Ölüm olayı daha da zor… Mücbir sebeplerden dolayı kimi dini zorunluluklar gerçekleşemiyor. Yakın aile bireyleri dışında gömü törenine katılmak yasak. Böyle durumlarda hep rahmetli Albert Kazes’i anarım. “Doğum, düğün, on üç yaş gibi olaylara gitmeyebilirsin. Zira telafisi vardır. Ama ölüm son görev, şartlarını zorla ve ailenin acısını paylaş” derdi. Üzgünüm şartlar el vermedi, gidemedim.

***

Her sabrın bir sınırı vardır. Diğer ailelerin durumunu bilemiyorum. Ama sabırsızlık bizim evde ‘peak’ yapmaya başladı. Herkesin sinir kat sayısı farklıdır. İtiraf etmeliyim ki, sevgili komşumu da ikna ederek, apartman kapısının önündeki avluya çıktık. Kuralları ihlal etmemek için kaldırıma dahi yaklaşmadık. Beş dakika süreyle, pranga mahkûmu gibi bir aşağı, bir yukarı yürüdük, ardından eve girdik.

***

İnsanın doyumsuzluğuna gelince; henüz krizin tam ortasındayken, “Korona sonrası yaşam nasıl olacak?” tartışmaları çoktan başladı.

Nasıl olacak bilmiyorum. Bütün iyi niyetime rağmen ufukta pembe bulutlar göremiyorum. Çok basite indirgersem, bazıları için bir zamanlar margarin sıkıntısı, tuvalet kâğıdı yokluğu, benzin kuyrukları misali, bir masal gibi unutulup gidecek.

Çoğunluk için ise, işsizlik ve ekonomik sorunların getireceği yük kaçınılmaz.

Toplumdaki konumumuza gelince, çekirdek ailenin güvende olması her zaman için önceliğimdir. Hemen ardından da geniş ailenin gereksinimleri için ne yapabileceğimi düşünürüm.

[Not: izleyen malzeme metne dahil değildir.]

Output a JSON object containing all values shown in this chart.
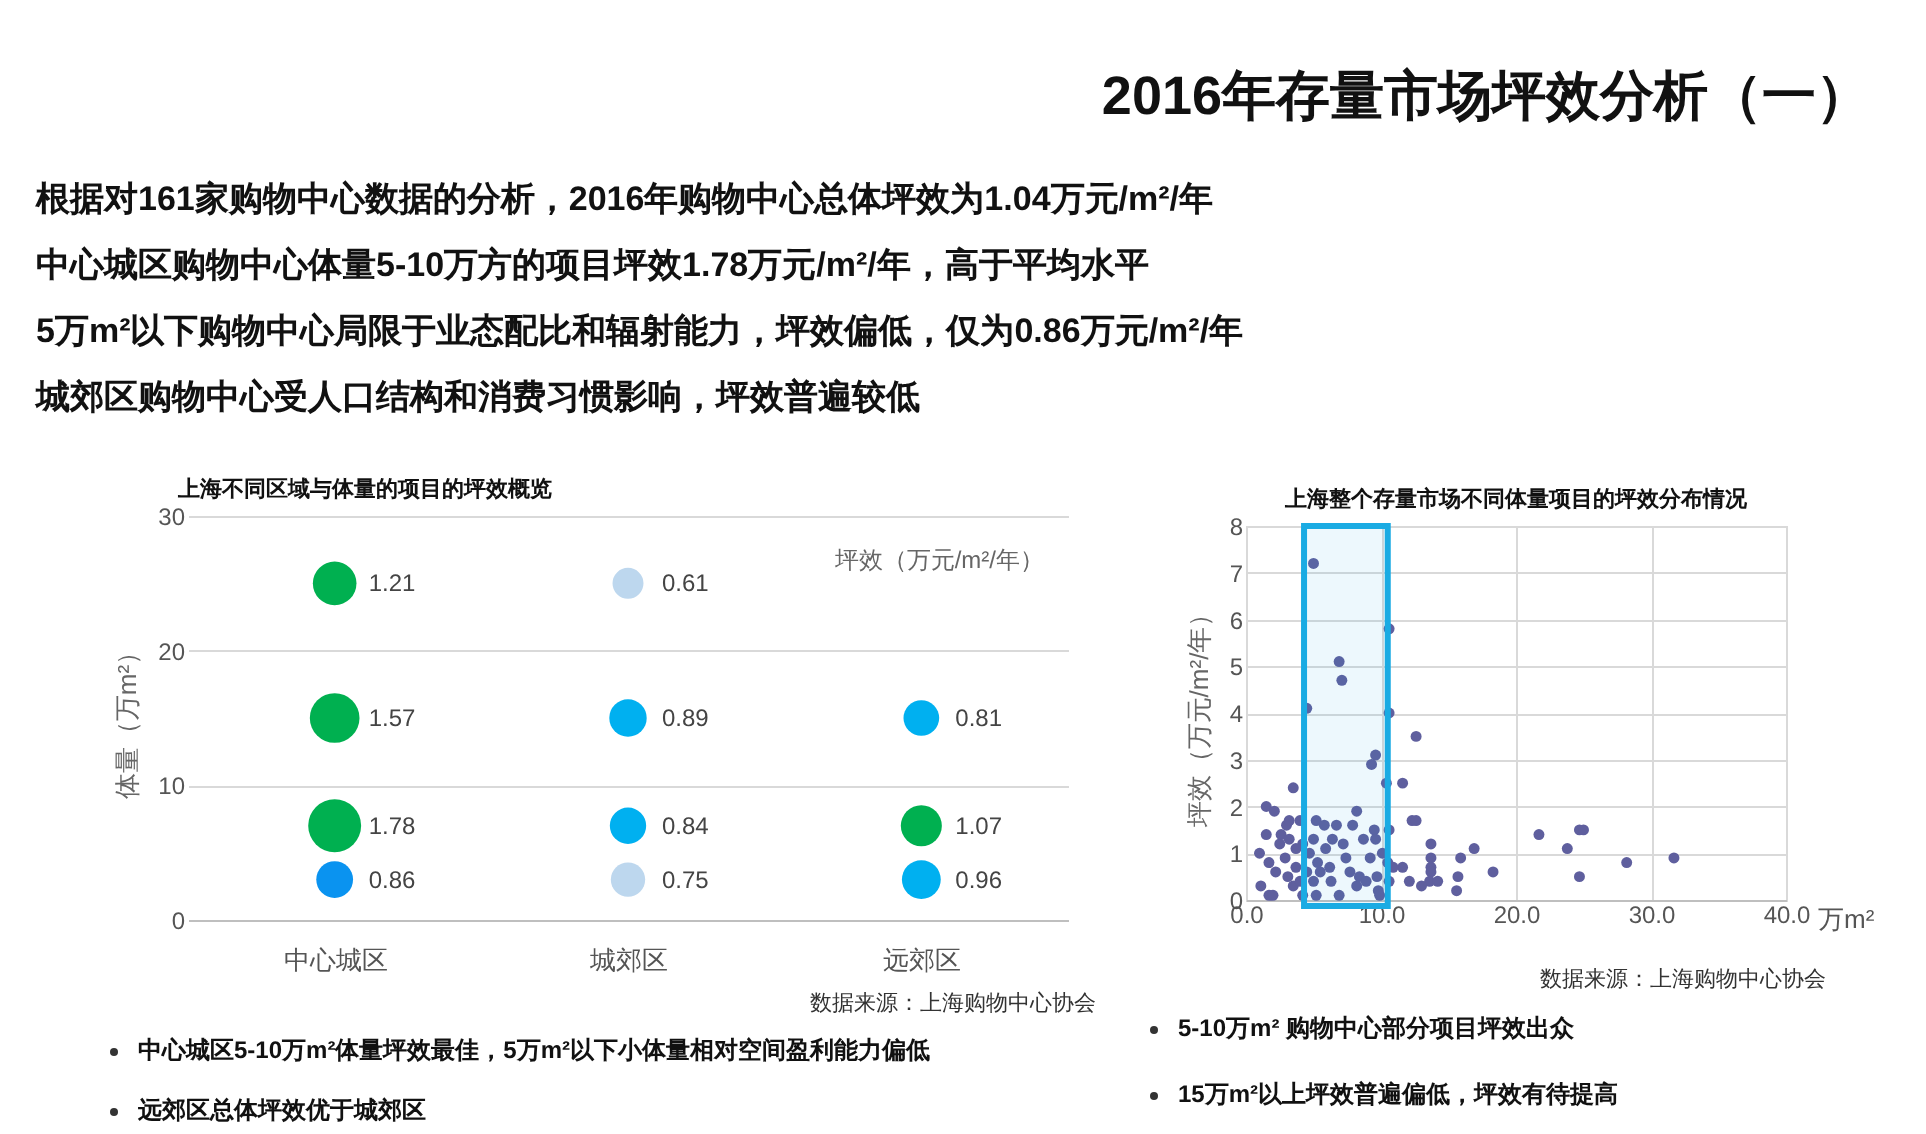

Az önce Facebook’ta pansiyonerlerin ağzından, Or Yom korona günlerinde ne duyumsadıklarını dinledik. Kimi hüzünlü, kimi bilge, kimi de halinden memnun. Bakışlarındaki derinliği gördüm. Ortak sıkıntıları çocuklarını görememekti.

Değişim rüzgârlarını karşılamak zorundayız.

***

Doğup büyüdüğüm ortamda, kurum ve kuruluşlarda etkin olan kişi ortalaması çok yüksek değildi. Gençler ailelerinde böylesi bir alışkanlık görmedikleri için onlar da bu ‘mitsva’dan habersiz büyüdüler. Ancak durum değişiyor. Desteğe ihtiyacı olanların sayısı çoğalıyor. Onlarla ilgilenmesi gereken gönüllülere yenilerinin de katılması şart. Şimdiye dek gelişmelerin bilincinde olmayan, geniş ailedeki tüm ‘kuzen’lerin devreye girme zamanı. Hak verilmez, alınır. Görev alınmaz, verilir. Bu da bir öneri…

***

1 Mayıs günü, görsel medyada her taraftan ‘inci’ olarak da bilinen ‘müge çiçeği görüntüleri geldi. Fransızlar 1 Mayıs Bahar Bayramı’nı kutlarken birbirlerine bir sap müge çiçeği hediye ediyor.

Fransa’dan sonra birçok ülkede kullanılmaya başlanan küçük beyaz çanları andıran bu zarif çiçekler, kısa süreli de olsa içimizi aydınlattı.